Israel said Tuesday that its troops had entered Gaza’s second-largest city as intensified bombardment sent streams of ambulances and cars racing to hospitals with wounded and dead Palestinians, including children, in a bloody new phase of the war.
The military said its forces were “in the heart” of Khan Younis, which has emerged as the first target in the expanded ground offensive into southern Gaza that Israel says aims to destroy Hamas. Military officials said they were engaged in the “most intense day” of battles since the ground offensive began more than five weeks ago, with heavy firefights also taking place in northern Gaza.
The assault into the south is pushing a new wave of displaced Palestinians almost two months into the war, raising alarm from relief groups that they can’t keep up because insufficient aid supplies are entering Gaza. The UN said 1.87 million people — more than 80 percent of Gaza’s population — have been driven from their homes. New evacuation orders by the Israeli military are squeezing people into ever-smaller areas of the tiny coastal strip’s southern portion.
Bombardment has grown fiercer across the territory, including areas where Palestinians are told to seek safety. In the central Gaza town of Deir Al-Balah, just north of Khan Younis, a strike Tuesday destroyed a house where dozens of displaced people were sheltering. At least 34 people were killed, including at least six children, according to an Associated Press reporter at the hospital who counted the bodies.
Footage from the scene of the strike showed women screaming from an upper floor of a house shattered to a concrete shell.
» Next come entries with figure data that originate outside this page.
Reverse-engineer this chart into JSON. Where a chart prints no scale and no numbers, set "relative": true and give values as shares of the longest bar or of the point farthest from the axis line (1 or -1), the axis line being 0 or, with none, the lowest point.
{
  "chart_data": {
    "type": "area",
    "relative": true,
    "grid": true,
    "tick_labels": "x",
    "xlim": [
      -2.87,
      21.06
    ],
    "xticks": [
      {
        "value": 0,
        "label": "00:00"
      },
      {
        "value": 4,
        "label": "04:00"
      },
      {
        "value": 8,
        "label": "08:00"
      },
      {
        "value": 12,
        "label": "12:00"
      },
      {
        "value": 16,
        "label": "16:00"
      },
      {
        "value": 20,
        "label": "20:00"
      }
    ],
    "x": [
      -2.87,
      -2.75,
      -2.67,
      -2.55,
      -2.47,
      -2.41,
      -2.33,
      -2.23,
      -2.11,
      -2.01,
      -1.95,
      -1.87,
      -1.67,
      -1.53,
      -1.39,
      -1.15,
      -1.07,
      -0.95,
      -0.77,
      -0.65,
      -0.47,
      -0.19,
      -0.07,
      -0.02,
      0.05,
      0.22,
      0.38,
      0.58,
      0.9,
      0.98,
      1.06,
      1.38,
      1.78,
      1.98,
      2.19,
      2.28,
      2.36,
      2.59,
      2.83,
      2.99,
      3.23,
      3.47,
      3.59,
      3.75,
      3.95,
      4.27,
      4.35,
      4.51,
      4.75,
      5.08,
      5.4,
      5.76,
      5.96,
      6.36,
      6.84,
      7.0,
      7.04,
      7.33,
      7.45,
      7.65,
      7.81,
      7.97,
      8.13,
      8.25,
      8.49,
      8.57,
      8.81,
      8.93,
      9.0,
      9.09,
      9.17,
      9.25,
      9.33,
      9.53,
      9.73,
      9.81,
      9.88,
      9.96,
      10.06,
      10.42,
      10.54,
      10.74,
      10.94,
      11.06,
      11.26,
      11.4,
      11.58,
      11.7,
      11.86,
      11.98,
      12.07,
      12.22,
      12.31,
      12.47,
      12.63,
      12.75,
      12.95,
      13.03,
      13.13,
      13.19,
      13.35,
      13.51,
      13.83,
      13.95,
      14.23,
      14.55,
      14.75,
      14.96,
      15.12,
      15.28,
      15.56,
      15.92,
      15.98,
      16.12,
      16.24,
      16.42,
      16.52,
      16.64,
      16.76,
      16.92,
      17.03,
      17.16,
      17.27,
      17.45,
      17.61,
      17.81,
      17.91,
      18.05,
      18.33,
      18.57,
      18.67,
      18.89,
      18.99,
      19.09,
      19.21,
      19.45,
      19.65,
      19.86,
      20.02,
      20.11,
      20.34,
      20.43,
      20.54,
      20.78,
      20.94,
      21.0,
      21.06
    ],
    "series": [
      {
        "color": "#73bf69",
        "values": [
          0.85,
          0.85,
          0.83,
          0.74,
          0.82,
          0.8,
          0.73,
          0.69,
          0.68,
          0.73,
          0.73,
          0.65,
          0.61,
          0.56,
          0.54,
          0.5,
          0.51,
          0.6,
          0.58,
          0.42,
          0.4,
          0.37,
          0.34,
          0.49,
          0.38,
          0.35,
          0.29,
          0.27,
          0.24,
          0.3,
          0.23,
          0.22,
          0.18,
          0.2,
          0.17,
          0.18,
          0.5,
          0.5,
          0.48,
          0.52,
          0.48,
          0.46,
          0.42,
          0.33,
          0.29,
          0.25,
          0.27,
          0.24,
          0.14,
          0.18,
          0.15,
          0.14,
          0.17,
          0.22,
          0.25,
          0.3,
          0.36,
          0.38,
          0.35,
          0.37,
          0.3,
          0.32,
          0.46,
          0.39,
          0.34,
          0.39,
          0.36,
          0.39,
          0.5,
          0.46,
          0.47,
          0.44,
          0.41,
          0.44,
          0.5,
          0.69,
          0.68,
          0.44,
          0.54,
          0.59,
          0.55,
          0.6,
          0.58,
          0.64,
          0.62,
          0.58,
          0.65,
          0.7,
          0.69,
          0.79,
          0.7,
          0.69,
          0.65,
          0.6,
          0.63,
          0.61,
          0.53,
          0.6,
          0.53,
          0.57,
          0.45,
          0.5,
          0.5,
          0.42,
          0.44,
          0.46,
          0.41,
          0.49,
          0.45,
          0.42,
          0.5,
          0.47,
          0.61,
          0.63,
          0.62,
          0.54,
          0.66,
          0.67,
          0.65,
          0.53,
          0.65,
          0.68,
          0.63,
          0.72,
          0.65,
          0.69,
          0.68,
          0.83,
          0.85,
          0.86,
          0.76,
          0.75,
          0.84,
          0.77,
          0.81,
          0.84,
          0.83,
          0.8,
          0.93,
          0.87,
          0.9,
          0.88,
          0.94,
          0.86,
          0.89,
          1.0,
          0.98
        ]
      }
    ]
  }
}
In a field of wreckage below, men pulled the limp body of a child from under a concrete slab next to a burning car. At the nearby hospital, medics tried to resuscitate a young boy and girl, placed together bloodied and unmoving on a single stretcher.
Under US pressure to prevent further mass casualties in the conflict with Hamas, Israel says it is being more precise as it widens its offensive into southern Gaza. Weeks of bombardment and a ground offensive obliterated much of northern Gaza.
Israel’s assault since Oct. 7 has killed more than 15,890 people in Gaza — 70 percent of them women and children — with more than 42,000 wounded, according to the Health Ministry in Gaza. The ministry does not differentiate between civilian and combatant deaths. It says hundreds have been killed or wounded since a weeklong ceasefire ended Friday, and many still are trapped under rubble.